Thanks so much.  Yeah, the Smokin-It models are an offshoot of Cookshack and Smokin-Tex smokers.  I really like it.  I've had it about 6 months and have really been putting it to work.  I have smoked on it every weekend but two since I got it.  Sometimes twice a weekend.  I'm very satisfied with my purchase.


----------



## cmayna (Jan 14, 2018)

Very nice work there.  Looks wonderful.


----------



## shrews824 (Jan 14, 2018)

cmayna said:


> Very nice work there.  Looks wonderful.


Thank you so much for the compliment.  Appreciate it.


----------



## gmc2003 (Jan 15, 2018)

Shrew, nice looking salmon. I can't wait until our weather starts cooperating. 

Point for sure

Chris


----------



## SmokinAl (Jan 15, 2018)

Your salmon looks fantastic!
Nicely done!
Al


----------



## shrews824 (Jan 15, 2018)

gmc2003 said:


> Shrew, nice looking salmon. I can't wait until our weather starts cooperating.
> 
> Point for sure
> 
> Chris


Thank you so much.  Yeah, it's been pretty cold around here as well.  I think it was 16 degrees when I smoked this on Saturday.  At this point I don't mind smoking year round.  Now, that may change as I get older!!!  ;):)


----------



## shrews824 (Jan 15, 2018)

smokinal said:


> Your salmon looks fantastic!
> Nicely done!
> Al



Thanks so much Al.  I really appreciate it.


----------



## myownidaho (Jan 15, 2018)

Great looking salmon!
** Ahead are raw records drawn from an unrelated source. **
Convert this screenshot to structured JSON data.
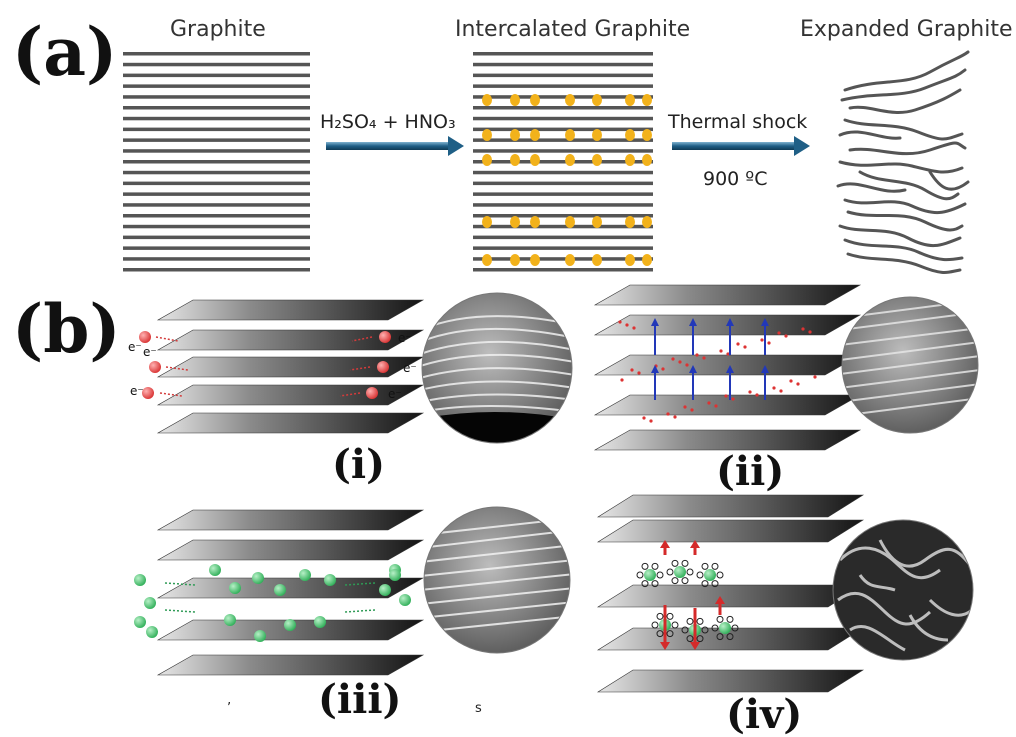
{
  "panel_a": {
    "letter": "(a)",
    "graphite_label": "Graphite",
    "intercalated_label": "Intercalated Graphite",
    "expanded_label": "Expanded Graphite",
    "reagent_h2so4": "H₂SO₄ + HNO₃",
    "process_label": "Thermal shock",
    "temperature_label": "900 ºC"
  },
  "panel_b": {
    "letter": "(b)",
    "sub_i": "(i)",
    "sub_ii": "(ii)",
    "sub_iii": "(iii)",
    "sub_iv": "(iv)",
    "electron_label": "e⁻",
    "stray_mark_1": "’",
    "stray_mark_2": "s"
  },
  "colors": {
    "layer_line": "#555555",
    "intercalant": "#f2b21b",
    "arrow": "#1f5f86",
    "ion_red": "#e84a4a",
    "ion_green": "#3fc06a",
    "blue_arrow": "#2238b8",
    "red_arrow": "#d42a2a",
    "sheet_dark": "#1b1b1b"
  }
}
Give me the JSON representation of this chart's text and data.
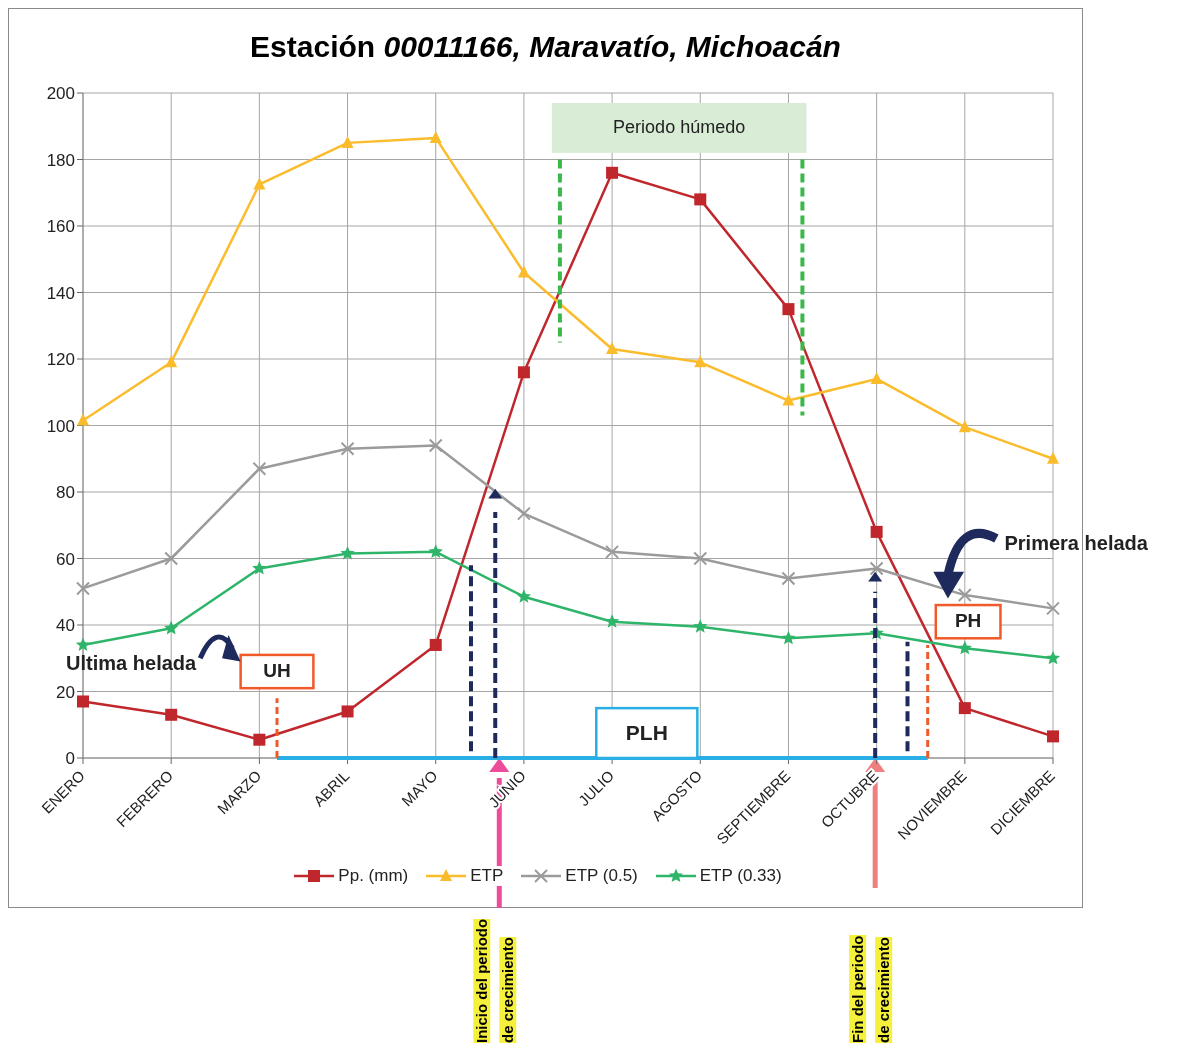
{
  "chart_data": {
    "type": "line",
    "title": "Estación 00011166, Maravatío, Michoacán",
    "categories": [
      "ENERO",
      "FEBRERO",
      "MARZO",
      "ABRIL",
      "MAYO",
      "JUNIO",
      "JULIO",
      "AGOSTO",
      "SEPTIEMBRE",
      "OCTUBRE",
      "NOVIEMBRE",
      "DICIEMBRE"
    ],
    "series": [
      {
        "name": "Pp. (mm)",
        "color": "#c0272d",
        "marker": "square",
        "values": [
          17,
          13,
          5.5,
          14,
          34,
          116,
          176,
          168,
          135,
          68,
          15,
          6.5
        ]
      },
      {
        "name": "ETP",
        "color": "#fbbc2c",
        "marker": "triangle",
        "values": [
          101.5,
          119,
          172.5,
          185,
          186.5,
          146,
          123,
          119,
          107.5,
          114,
          99.5,
          90
        ]
      },
      {
        "name": "ETP (0.5)",
        "color": "#9b9b9b",
        "marker": "cross",
        "values": [
          51,
          60,
          87,
          93,
          94,
          73.5,
          62,
          60,
          54,
          57,
          49,
          45
        ]
      },
      {
        "name": "ETP (0.33)",
        "color": "#2fb56a",
        "marker": "star",
        "values": [
          34,
          39,
          57,
          61.5,
          62,
          48.5,
          41,
          39.5,
          36,
          37.5,
          33,
          30
        ]
      }
    ],
    "ylim": [
      0,
      200
    ],
    "yticks": [
      0,
      20,
      40,
      60,
      80,
      100,
      120,
      140,
      160,
      180,
      200
    ],
    "grid": true,
    "legend": "bottom",
    "line_style": "solid",
    "annotations": [
      "Periodo húmedo",
      "Ultima helada",
      "UH",
      "Primera helada",
      "PH",
      "PLH",
      "Inicio del periodo de crecimiento",
      "Fin del periodo de crecimiento"
    ]
  }
}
I’m glad you like your smoker. I’ve settled on the #3D this spring.


----------



## shrews824 (Jan 15, 2018)

myownidaho said:


> Great looking salmon! I’m glad you like your smoker. I’ve settled on the #3D this spring.


Awesome.  Thank you.  I'm sure you'll love your 3D.  I haven't regretted my purchase at all.


----------